Altogether, travelling here is absolutely safe as far as brigands are concerned. Neither the post-drivers nor the private ones from Tyumen to Tomsk remember an instance of any things being stolen from a traveller.

When you reach a station you leave your things outside; if you ask whether they won't be stolen, they merely smile in answer. It is not the thing even to speak of robbery and murder on the road. I believe, if I were to lose my money in the station or in the chaise, the driver would certainly give it me if he found it, and would not boast of having done so. Altogether the people here are good and kindly, and have excellent traditions. Their rooms are simply furnished but clean, with claims to luxury; the beds are soft, all feather mattresses and big pillows. The floors are painted or covered with home-made linen rugs. The explanation of this, of course, is their prosperity, the fact that a family has sixteen dessyatins [Footnote: I.e., about 48 acres.] of black earth, and that excellent wheat grows in this black earth. (Wheaten flour costs thirty kopecks a _pood_ here.

[Footnote: i.e., about 7-1/2d. for 36 lb.]) But it cannot all be put down to prosperity and being well fed. One must give some of the credit to their manner of life. When you go at night into a room where people are asleep, the nose is not aware of any stuffiness or "Russian smell." It is true one old woman when she handed me a teaspoon wiped it on the back of her skirt; but they don't set you down to drink tea without a tablecloth, and they don't search in each other's heads in your presence, they don't put their fingers inside the gla.s.s when they hand you milk or water; the crockery is clean, the kva.s.s is transparent as beer--in fact, there is a cleanliness of which our Little Russians can only dream, yet the Little Russians are far and away cleaner than the Great Russians! They make the most delicious bread here--I over-ate myself with it at first. The pies and pancakes and fritters and the fancy rolls, which remind one of the spongy Little Russian ring rolls, are very good too.... But all the rest is not for the European stomach. For instance, I am regaled everywhere with "duck broth." It's perfectly disgusting, a muddy-looking liquid with bits of wild duck and uncooked onion floating in it.... I once asked them to make me some soup from meat and to fry me some perch. They gave me soup too salt, dirty, with hard bits of skin instead of meat; and the perch was cooked with the scales on it. They make their cabbage soup from salt meat; they roast it too. They have just served me some salt meat roasted: it's most repulsive; I chewed at it and gave it up. They drink brick tea. It is a decoction of sage and beetles--that's what it is like in taste and appearance.

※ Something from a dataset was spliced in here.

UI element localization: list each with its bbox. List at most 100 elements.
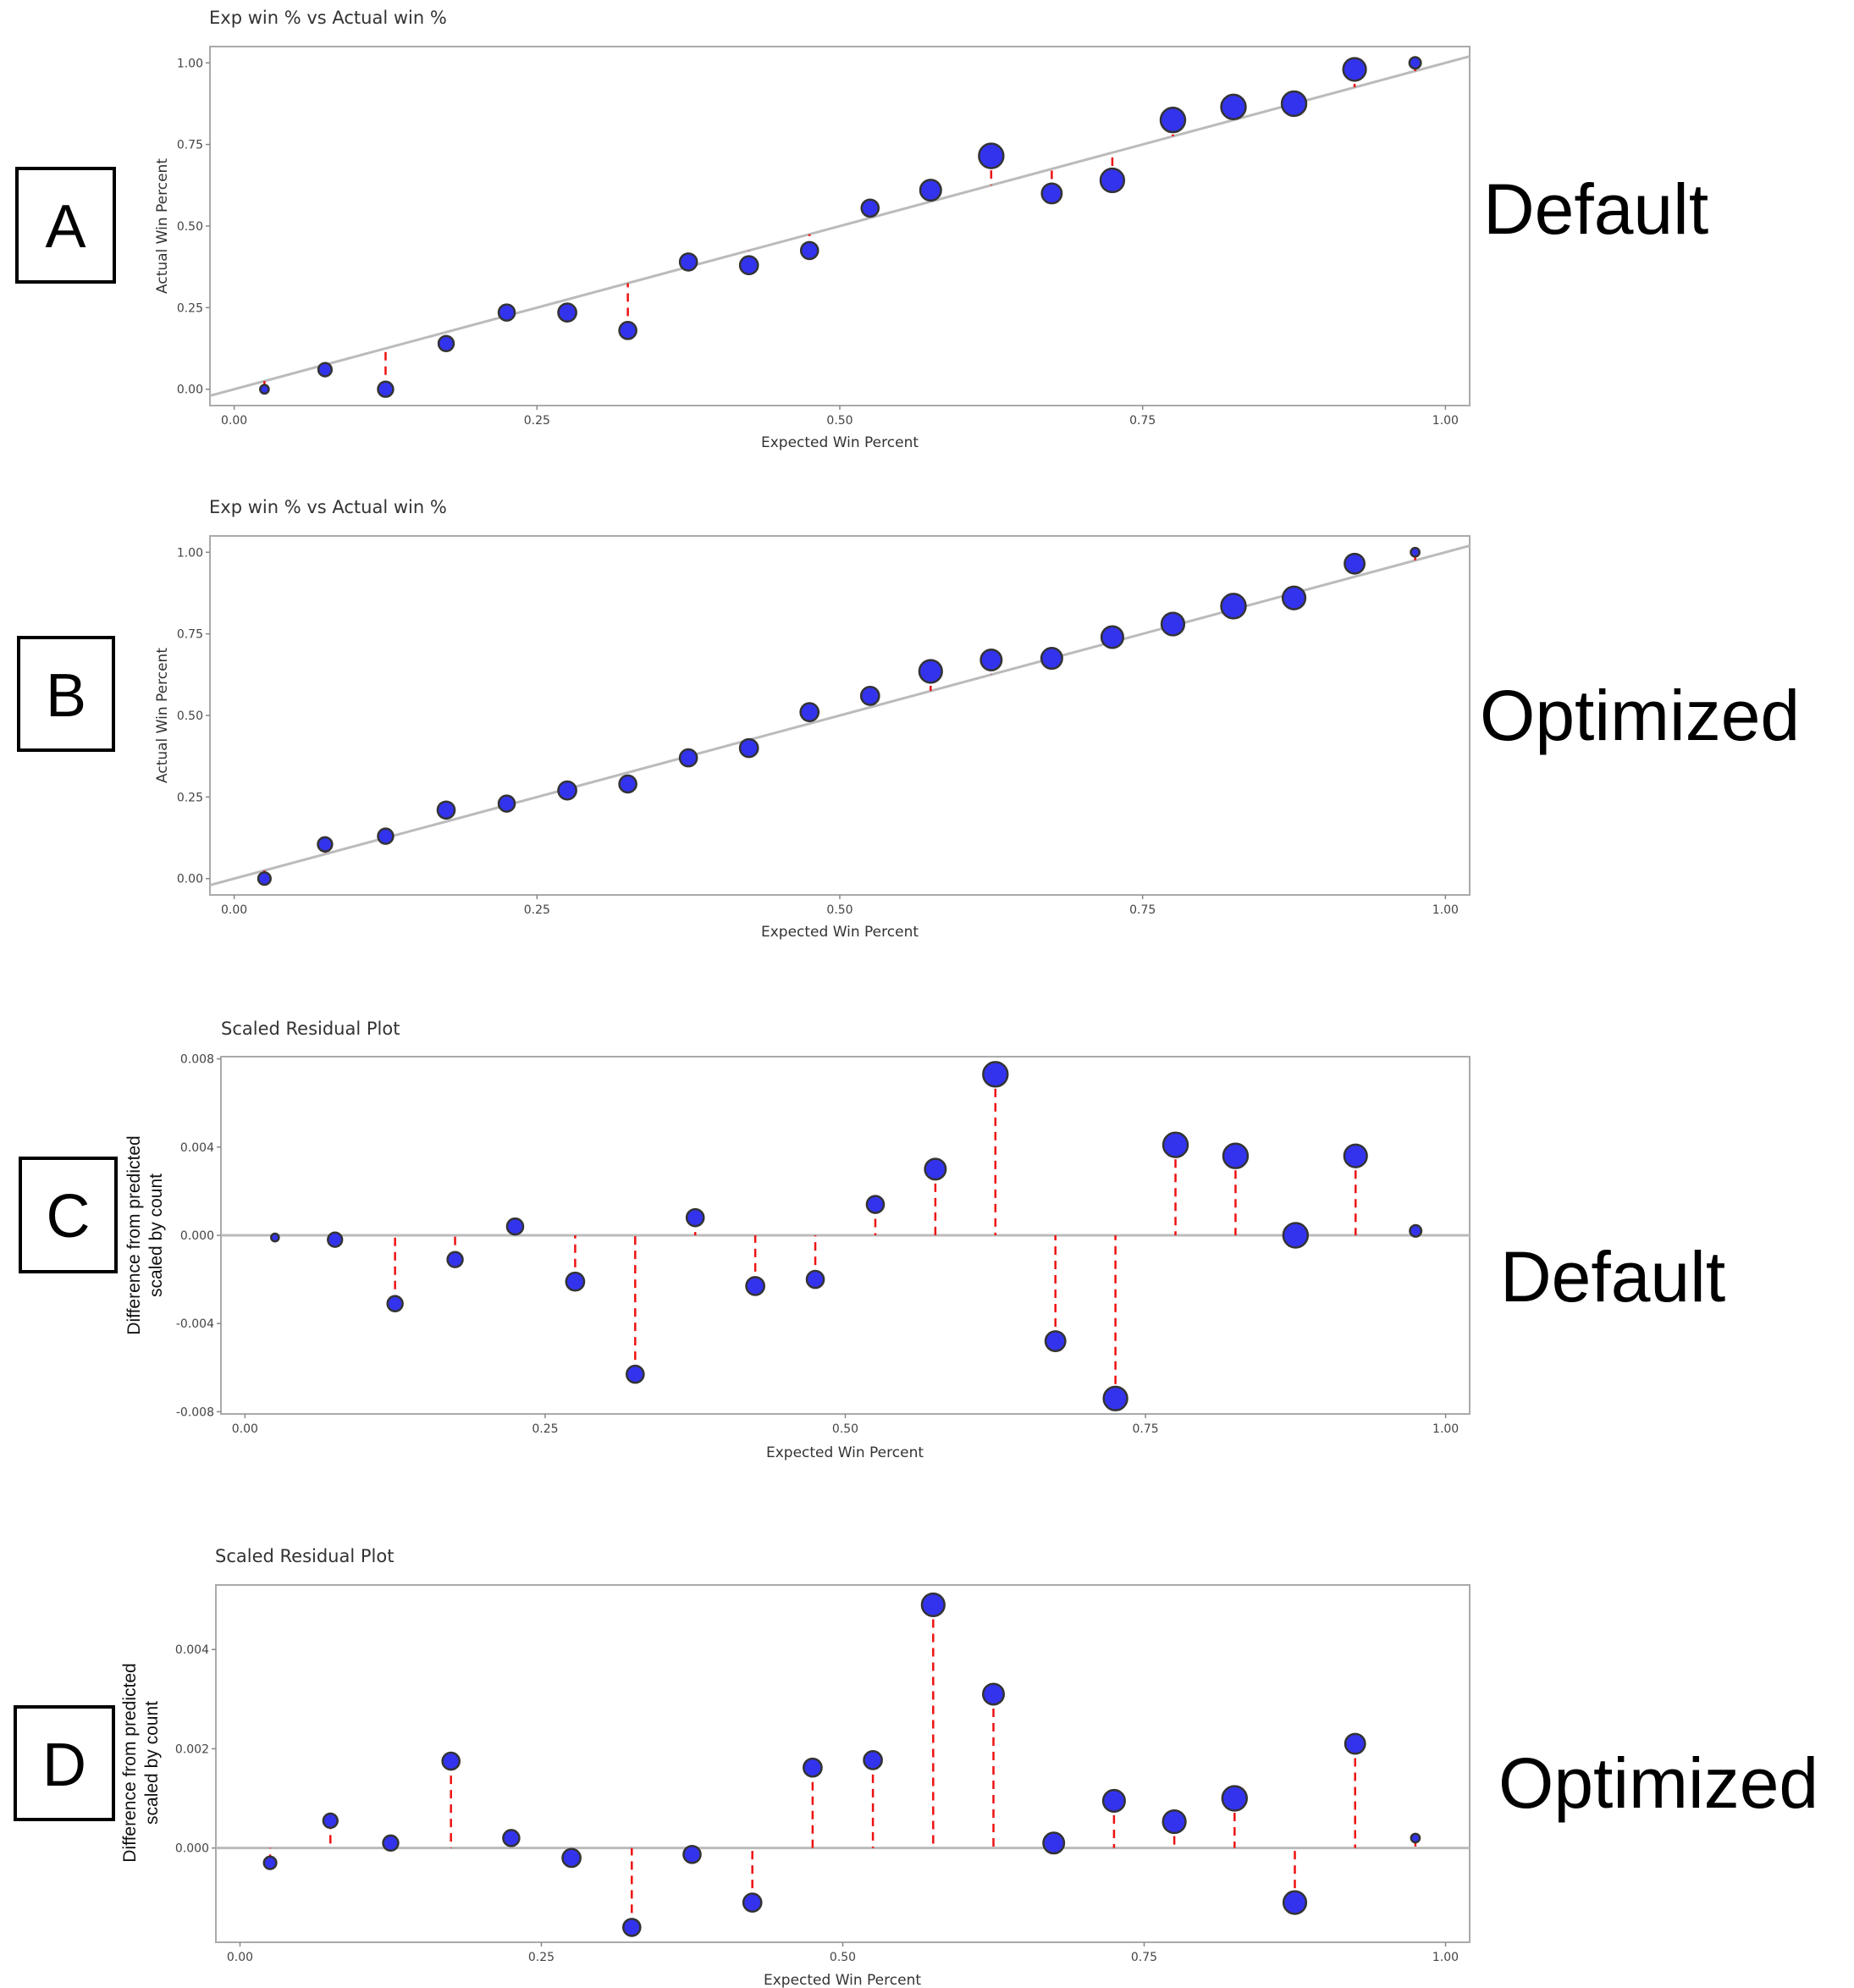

By the way, I brought from Ekaterinburg a quarter of a pound of tea, five pounds of sugar, and three lemons. It was not enough tea and there is nowhere to buy any. In these scurvy little towns even the government officials drink brick tea, and even the best shops don't keep tea at more than one rouble fifty kopecks a pound. I have to drink the sage brew.

The distance apart of the posting stations depends on the distance of the nearest villages from each other--that is, 20 to 40 versts. The villages here are large, there are no little hamlets. There are churches and schools everywhere, the huts are of wood and there are some with two storeys.